Бисмарк взял небольшую пачку бумаг, лежавшую у него под рукой на письменном столе, и продолжал:

— Вот трактат с Италией, который заключен генералом Говоне и который гарантирует нам нападение на Австрию всеми итальянскими сухопутными и морскими силами.

— А Франция? — спросил Мантейфель.

— Император допускает, — отвечал Бисмарк, — приобретение Шлезвига и Гольштейна без северного шлезвигского округа; признает необходимость соединить обе половины прусской монархии, для чего нужно будет приобрести часть Ганновера и Кур‑Гессена, и не намерен противиться тому, чтобы под прусским начальством состояли десять союзных армейских корпусов.

— А чего он требует взамен? — спросил Мантейфель.

— Венеции для Италии.

— А для себя, для Франции?

— Для себя, — отвечал Бисмарк, — ничего.

— Ничего? — спросил Мантейфель. — Не имеете ли вы оснований предполагать, что здесь остались недосказанные мысли? Сколько мне помнится, перед итальянской войной он также ничего не требовал, а потом взял Савойю и Ниццу.
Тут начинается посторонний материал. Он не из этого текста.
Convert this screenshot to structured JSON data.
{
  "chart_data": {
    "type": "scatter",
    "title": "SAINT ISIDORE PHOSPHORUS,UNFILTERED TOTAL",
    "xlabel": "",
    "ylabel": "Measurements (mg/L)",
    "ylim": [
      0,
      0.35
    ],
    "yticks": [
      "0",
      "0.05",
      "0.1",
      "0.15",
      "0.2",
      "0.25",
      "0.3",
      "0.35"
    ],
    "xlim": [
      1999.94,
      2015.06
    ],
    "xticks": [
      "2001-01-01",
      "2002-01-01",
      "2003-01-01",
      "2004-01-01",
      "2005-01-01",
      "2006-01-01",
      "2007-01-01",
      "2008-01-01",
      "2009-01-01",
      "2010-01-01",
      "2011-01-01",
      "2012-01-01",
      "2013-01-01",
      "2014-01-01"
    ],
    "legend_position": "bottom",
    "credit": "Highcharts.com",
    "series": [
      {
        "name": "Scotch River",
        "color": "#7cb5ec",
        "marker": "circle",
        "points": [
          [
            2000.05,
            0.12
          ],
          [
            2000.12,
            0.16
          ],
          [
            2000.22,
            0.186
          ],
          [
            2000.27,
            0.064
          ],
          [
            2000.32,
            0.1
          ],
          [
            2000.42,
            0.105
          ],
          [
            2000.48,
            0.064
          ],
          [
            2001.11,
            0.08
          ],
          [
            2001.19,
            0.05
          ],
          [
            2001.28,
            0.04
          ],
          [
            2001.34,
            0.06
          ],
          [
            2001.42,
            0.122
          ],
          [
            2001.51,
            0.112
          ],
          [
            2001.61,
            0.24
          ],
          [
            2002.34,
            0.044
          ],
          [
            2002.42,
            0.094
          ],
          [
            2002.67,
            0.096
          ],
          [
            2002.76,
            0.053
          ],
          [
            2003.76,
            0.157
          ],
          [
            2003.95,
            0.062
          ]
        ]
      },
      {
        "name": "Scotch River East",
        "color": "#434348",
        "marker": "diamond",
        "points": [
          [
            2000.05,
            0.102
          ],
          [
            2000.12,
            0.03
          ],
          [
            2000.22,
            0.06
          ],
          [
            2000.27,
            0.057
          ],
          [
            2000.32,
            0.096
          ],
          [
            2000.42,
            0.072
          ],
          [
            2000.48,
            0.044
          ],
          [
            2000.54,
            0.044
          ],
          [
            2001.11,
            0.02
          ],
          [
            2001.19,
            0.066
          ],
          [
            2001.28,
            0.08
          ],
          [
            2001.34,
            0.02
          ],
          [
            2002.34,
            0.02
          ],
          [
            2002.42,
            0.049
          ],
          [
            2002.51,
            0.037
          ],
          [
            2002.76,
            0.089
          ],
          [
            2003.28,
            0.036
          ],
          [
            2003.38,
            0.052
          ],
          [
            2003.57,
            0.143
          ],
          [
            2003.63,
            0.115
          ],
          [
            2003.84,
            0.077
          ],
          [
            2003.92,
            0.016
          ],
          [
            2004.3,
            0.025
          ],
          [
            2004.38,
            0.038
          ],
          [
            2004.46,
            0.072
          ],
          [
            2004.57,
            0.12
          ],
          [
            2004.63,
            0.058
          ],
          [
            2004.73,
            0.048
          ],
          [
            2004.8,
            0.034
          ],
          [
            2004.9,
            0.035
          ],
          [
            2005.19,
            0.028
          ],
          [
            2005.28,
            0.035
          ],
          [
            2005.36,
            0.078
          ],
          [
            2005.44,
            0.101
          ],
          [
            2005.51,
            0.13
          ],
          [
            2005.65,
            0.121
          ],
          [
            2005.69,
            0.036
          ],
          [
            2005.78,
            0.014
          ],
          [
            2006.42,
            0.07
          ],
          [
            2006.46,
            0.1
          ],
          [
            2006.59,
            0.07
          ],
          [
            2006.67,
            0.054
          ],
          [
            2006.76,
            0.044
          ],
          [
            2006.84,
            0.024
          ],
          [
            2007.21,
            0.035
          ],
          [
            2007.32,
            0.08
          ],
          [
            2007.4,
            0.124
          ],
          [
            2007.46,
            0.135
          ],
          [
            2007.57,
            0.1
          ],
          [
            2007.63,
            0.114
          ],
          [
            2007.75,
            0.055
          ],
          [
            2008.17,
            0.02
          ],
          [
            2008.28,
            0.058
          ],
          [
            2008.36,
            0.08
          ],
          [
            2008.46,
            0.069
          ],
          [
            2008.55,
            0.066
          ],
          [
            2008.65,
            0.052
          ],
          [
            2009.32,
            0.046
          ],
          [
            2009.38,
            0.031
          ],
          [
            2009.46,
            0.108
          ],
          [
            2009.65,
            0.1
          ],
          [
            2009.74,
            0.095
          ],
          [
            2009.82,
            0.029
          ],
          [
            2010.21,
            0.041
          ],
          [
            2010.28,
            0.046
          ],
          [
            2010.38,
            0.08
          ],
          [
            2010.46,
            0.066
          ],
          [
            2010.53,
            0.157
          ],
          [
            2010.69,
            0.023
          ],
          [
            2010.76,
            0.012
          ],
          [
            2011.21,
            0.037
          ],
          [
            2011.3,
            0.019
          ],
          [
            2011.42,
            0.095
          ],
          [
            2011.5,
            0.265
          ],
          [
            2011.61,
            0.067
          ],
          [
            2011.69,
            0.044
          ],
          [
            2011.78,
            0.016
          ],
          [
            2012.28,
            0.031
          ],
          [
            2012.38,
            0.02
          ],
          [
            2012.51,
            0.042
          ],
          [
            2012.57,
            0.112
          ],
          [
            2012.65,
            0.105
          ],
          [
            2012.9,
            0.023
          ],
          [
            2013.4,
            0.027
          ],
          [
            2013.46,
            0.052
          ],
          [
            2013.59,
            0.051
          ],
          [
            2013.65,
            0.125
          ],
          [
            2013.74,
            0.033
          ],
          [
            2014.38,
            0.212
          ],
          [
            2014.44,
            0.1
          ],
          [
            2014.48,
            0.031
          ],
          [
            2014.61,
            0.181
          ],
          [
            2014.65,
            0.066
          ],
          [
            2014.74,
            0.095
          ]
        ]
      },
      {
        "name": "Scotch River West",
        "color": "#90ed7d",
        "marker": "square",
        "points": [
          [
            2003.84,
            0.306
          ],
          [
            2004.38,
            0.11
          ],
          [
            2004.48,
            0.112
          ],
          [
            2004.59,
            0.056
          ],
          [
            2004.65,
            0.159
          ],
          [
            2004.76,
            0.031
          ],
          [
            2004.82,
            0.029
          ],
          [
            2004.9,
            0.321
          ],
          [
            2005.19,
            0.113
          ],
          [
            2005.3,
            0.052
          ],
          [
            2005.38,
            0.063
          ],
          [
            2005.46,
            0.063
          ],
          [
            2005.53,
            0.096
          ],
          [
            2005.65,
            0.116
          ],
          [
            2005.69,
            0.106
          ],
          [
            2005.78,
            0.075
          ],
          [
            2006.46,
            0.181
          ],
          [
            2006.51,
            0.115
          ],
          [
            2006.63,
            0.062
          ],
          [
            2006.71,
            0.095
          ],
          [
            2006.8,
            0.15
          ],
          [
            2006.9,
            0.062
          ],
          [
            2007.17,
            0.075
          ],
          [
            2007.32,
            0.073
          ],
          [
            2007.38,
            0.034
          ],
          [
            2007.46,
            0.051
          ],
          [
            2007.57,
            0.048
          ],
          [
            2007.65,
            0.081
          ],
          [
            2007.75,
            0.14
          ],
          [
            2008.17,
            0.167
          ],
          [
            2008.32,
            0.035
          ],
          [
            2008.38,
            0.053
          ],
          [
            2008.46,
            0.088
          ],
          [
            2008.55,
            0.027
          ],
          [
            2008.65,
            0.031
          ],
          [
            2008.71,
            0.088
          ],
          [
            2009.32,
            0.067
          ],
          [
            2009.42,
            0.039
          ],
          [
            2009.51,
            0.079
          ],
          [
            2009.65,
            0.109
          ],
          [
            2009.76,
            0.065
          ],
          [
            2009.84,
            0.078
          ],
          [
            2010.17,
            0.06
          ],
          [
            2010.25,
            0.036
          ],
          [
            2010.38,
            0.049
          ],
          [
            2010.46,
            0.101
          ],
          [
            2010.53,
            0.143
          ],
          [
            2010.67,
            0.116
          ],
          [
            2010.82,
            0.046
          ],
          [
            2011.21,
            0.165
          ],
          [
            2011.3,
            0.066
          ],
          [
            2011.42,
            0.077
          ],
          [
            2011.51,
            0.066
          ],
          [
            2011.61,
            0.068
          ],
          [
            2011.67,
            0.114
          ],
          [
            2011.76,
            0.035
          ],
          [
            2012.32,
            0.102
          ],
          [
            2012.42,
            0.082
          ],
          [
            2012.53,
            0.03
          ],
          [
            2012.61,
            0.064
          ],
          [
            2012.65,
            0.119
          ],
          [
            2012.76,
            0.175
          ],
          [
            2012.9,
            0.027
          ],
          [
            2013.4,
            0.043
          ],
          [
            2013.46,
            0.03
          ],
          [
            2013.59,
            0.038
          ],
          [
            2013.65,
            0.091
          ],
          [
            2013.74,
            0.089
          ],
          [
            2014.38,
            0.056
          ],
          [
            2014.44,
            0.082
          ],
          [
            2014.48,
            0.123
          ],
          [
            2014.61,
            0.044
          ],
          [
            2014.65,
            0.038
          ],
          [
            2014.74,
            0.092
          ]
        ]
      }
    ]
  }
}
— Что касается до его мыслей, — сказал Бисмарк, — то я имею основание предполагать, что ему в высшей степени желательно приобретение Люксембурга и что, может быть, в дальнейшей перспективе в его комбинациях фигурирует присоединение Бельгии к Франции. Вы знаете, что в Брюсселе отчасти веет орлеанистский ветер.

— А что может думать Наполеон о вашем отношении к этим его мыслям? — продолжал спрашивать Мантейфель.

— Что хочет, — отвечал Бисмарк довольно небрежно. — Так как он ничего не требовал, я не имел основания что‑либо ему обещать, а доказывать нелепость и невыполнимость его желаний не входило в мою задачу.

— Понимаю, — кивнул Мантейфель.

— Ганновер нужно будет за уступки вознаградить в Лауэнбурге и Гольштейне.

— Этого требовал император Наполеон? — спросил несколько удивленно Мантейфель.

— Отнюдь нет, — отвечал Бисмарк. — По традициям своего семейства он не любит Вельфов, а вы видите, что базис всего переустройства — прусское преобладание в Северной Германии. Стало быть, ему все равно, что там происходит, но наш всемилостивейший государь придает большое значение тому, чтобы Ганновер в предстоящей борьбе стоял на нашей стороне и старинные семейные связи, существующие между двумя домами, сохранились в будущем.

— А вы сами, — допрашивал Мантейфель, — что думаете о ганноверском вопросе?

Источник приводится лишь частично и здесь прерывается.